Naga Sravika Bodapati

    Naga Sravika Bodapati

    4 months ago
    Hi all, we are seeing all our flows on prefect 1.0 fail with error : cannot allocate memory. Can u name a scenario/reason why this could happen? This happens often when the flows are long time running and there is no way for us to debug using the logs on prefect. Please help.
    Anna Geller

    Anna Geller

    4 months ago
    Can u name a scenario/reason why this could happen?
    1. Not enough memory on your VM/server 2. Not enough memory allocated to Kubernetes pod or Docker container, ECS task 3. General execution layer issues outside of Prefect I could name more but not sure this would be helpful. Can you explain your use case more?

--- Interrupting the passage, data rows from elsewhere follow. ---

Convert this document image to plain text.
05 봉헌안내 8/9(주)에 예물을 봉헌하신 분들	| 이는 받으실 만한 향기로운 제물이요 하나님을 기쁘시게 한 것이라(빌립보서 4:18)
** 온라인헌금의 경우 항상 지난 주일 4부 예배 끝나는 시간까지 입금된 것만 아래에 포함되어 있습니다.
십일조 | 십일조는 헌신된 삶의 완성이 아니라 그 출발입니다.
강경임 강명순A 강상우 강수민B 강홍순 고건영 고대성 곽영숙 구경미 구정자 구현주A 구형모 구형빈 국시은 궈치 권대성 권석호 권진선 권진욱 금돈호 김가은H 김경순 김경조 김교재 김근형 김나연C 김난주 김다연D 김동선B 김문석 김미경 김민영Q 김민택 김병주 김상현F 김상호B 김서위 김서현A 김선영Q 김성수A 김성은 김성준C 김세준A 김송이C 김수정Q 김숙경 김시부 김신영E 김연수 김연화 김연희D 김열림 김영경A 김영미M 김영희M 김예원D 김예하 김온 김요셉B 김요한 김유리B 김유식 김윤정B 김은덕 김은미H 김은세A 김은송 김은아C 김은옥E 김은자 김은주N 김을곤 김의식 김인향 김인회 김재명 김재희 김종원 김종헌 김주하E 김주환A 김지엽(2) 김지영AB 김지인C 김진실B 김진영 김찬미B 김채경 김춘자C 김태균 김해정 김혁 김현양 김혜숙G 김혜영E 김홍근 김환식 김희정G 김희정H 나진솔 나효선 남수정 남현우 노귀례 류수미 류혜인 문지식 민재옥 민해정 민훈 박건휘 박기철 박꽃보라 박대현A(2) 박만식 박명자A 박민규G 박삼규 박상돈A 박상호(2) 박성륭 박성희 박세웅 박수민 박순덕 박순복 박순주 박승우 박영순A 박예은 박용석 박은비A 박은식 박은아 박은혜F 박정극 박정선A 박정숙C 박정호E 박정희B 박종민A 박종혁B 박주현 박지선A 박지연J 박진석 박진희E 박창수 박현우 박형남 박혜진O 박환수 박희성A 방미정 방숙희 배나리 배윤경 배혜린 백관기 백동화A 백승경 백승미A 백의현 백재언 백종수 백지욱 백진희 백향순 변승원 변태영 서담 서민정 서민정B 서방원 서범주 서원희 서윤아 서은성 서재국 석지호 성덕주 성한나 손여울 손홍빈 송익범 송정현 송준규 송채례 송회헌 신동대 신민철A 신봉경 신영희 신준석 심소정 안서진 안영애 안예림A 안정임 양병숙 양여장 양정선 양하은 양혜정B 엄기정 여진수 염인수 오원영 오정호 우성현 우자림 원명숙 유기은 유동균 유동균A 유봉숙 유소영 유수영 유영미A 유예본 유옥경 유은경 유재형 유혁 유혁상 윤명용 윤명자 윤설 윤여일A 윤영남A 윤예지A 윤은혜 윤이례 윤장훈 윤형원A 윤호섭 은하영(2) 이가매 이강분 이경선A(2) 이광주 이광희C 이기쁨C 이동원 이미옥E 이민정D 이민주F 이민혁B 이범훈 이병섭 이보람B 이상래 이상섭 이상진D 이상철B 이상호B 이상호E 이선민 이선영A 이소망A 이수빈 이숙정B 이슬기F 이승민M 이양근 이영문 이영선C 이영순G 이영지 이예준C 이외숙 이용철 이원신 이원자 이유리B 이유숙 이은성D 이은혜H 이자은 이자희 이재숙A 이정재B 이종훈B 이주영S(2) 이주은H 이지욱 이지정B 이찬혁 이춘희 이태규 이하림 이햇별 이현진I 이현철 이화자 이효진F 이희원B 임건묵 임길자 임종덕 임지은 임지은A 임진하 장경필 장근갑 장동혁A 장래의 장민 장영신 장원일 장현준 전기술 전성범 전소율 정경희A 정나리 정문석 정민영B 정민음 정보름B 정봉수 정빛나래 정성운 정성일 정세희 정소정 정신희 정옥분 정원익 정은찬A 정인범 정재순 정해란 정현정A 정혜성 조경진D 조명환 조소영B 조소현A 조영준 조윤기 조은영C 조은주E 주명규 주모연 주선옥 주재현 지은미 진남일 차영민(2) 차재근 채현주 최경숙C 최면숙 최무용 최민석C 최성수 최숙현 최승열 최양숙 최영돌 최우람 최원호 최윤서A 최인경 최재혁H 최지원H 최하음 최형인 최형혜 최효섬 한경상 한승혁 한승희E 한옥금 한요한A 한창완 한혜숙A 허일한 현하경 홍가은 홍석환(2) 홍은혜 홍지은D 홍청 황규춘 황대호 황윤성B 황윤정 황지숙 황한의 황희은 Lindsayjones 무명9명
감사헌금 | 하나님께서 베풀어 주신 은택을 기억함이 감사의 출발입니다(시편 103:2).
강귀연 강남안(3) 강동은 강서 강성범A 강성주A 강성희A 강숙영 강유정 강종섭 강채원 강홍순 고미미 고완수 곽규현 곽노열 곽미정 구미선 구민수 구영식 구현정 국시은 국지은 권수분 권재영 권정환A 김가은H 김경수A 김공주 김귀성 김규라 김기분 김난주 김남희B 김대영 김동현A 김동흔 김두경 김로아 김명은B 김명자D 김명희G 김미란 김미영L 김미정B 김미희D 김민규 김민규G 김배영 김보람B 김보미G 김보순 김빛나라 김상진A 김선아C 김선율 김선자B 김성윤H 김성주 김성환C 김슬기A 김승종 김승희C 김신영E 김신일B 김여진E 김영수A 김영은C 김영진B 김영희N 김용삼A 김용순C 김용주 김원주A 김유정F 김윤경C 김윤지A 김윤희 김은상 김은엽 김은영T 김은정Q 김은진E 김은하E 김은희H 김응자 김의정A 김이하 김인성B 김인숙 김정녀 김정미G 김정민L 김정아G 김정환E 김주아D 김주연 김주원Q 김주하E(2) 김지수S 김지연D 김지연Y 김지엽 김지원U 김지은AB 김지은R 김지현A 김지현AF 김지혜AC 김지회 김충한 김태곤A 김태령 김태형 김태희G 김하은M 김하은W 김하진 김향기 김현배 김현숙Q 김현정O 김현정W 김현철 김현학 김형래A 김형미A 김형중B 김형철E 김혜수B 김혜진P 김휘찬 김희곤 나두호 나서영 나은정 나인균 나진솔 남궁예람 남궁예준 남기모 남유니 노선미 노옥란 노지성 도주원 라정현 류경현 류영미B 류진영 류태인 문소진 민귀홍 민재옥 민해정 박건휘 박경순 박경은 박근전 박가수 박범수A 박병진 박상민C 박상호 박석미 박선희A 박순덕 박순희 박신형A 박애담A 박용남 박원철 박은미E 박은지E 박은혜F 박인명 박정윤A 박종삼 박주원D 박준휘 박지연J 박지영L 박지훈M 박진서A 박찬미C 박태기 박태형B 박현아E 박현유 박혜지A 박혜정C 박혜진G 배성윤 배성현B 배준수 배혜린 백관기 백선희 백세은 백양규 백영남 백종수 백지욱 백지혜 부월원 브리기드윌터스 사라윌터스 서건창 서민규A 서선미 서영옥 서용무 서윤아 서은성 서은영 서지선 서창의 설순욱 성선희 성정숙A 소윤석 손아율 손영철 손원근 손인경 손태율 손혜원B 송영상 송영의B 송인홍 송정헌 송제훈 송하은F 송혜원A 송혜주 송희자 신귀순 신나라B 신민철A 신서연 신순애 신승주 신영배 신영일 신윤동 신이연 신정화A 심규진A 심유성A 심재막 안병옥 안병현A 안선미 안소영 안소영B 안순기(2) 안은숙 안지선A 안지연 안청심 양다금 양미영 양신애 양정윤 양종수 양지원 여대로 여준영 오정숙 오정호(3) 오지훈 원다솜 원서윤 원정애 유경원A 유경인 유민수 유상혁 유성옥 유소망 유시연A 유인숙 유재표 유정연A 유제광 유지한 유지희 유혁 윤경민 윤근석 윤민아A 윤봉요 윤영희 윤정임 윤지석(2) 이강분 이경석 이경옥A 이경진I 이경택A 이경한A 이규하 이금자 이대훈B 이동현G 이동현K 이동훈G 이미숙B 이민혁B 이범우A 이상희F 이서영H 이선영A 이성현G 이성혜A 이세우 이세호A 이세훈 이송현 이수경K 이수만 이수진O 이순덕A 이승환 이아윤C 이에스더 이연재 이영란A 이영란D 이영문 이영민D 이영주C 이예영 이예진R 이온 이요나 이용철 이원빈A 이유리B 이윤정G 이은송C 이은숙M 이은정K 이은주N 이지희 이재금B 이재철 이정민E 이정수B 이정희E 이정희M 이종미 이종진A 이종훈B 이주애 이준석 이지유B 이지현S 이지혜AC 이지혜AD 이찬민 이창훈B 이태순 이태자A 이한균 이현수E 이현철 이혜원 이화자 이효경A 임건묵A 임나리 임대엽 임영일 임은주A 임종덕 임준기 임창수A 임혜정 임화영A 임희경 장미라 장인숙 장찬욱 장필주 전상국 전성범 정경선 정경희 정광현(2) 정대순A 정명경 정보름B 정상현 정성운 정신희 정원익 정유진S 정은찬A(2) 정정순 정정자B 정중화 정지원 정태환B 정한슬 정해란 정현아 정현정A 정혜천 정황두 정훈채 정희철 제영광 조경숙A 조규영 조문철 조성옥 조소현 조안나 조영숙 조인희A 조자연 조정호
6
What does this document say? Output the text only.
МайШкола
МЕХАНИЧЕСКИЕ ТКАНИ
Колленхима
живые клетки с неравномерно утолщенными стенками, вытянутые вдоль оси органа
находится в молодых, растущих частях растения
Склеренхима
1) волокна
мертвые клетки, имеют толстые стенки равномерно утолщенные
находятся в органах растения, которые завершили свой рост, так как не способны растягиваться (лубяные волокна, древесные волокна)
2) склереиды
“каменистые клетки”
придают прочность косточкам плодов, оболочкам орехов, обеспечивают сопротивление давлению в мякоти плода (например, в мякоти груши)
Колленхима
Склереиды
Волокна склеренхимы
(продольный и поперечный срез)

Long-running jobs are generally difficult to troubleshoot, check this for more background
    Naga Sravika Bodapati

    Naga Sravika Bodapati

    4 months ago
    We see this issue once a week. We are really not sure why this is happening. We have not seen any no heartbeat detected issue - but even then how will making change with respect to heart beat address the issue? Yes, these runs are long running - so might be dead. And these are local agent run flows. For info, The flows make a connection to our databases in a loop and fetch new/updated data rows into big query.
    Anna Geller

    Anna Geller

    4 months ago
    Can you share your code/pseudo code to show what you are doing? What's your storage and run config?
    how will making change with respect to heart beat address the issue?
    by default, it uses processes, and threads work better for long-running jobs, that's the only reason
    Naga Sravika Bodapati

    Naga Sravika Bodapati

    4 months ago
    flow.run_config = LocalRun(labels=["<agent>"])
    flow.storage = GCS(bucket="<bucketname>")
    Anna Geller

    Anna Geller

    4 months ago
    that's already good to hear since a local agent is probably the easiest to handle long-running jobs as it runs as a subprocess - can you share your flow too?
    The flows make a connection to our databases in a loop and fetch new/updated data rows into big query
    the reason I'm asking about the flow code - we've seen similar issues when a user was sharing DB connections between tasks. This is not supported in Prefect 2.0 unless you use a resource manager https://docs.prefect.io/core/idioms/resource-manager.html
    Naga Sravika Bodapati

    Naga Sravika Bodapati

    4 months ago
    Its a bit of a long code.
    Anna Geller

    Anna Geller

    4 months ago
    Thanks! Some feedback: • enable_ct_on_database has a logger which is not defined - are you sure this code works? perhaps you didn't share the full code? • same in delta_push and other non-task functions • Email, Content, Mail, To - improts are missing This line can be removed: flow.storage.build() Then, instead of:
    with Flow(flow_name, schedule=schedule) as flow:
        flow.run_config = LocalRun(labels=[""])
        flow.storage = GCS(bucket="")
    Try:
    with Flow(
        flow_name,
        schedule=schedule,
        run_config=LocalRun(labels=["your_host_name"]),
        storage=GCS(bucket="your_bucket"),
    ) as flow:
    the label of empty string seems weird - are you sure you explicitly created a label with an empty string? if you didn't specify any labels on a local agent, usually this would need to be the name of the host (your VM/server name)
    lastly, you should wrap the call to register a flow into main to avoid any weird issues:
    if __name__ == '__main__':
        flow.register(project_name=project_name)
    Naga Sravika Bodapati

    Naga Sravika Bodapati

    4 months ago
    hey anna, thanks for noting all these misfits - yes, i have removed some of the code because they contain some sensitive information. I will make the changes u have suggested and will get back to u. The machine we have as of now is 16GB RAM and this is a recurring issue - not sure how much it will be resolved though!
    Anna Geller

    Anna Geller

    4 months ago
    awesome, keep us posted how it goes!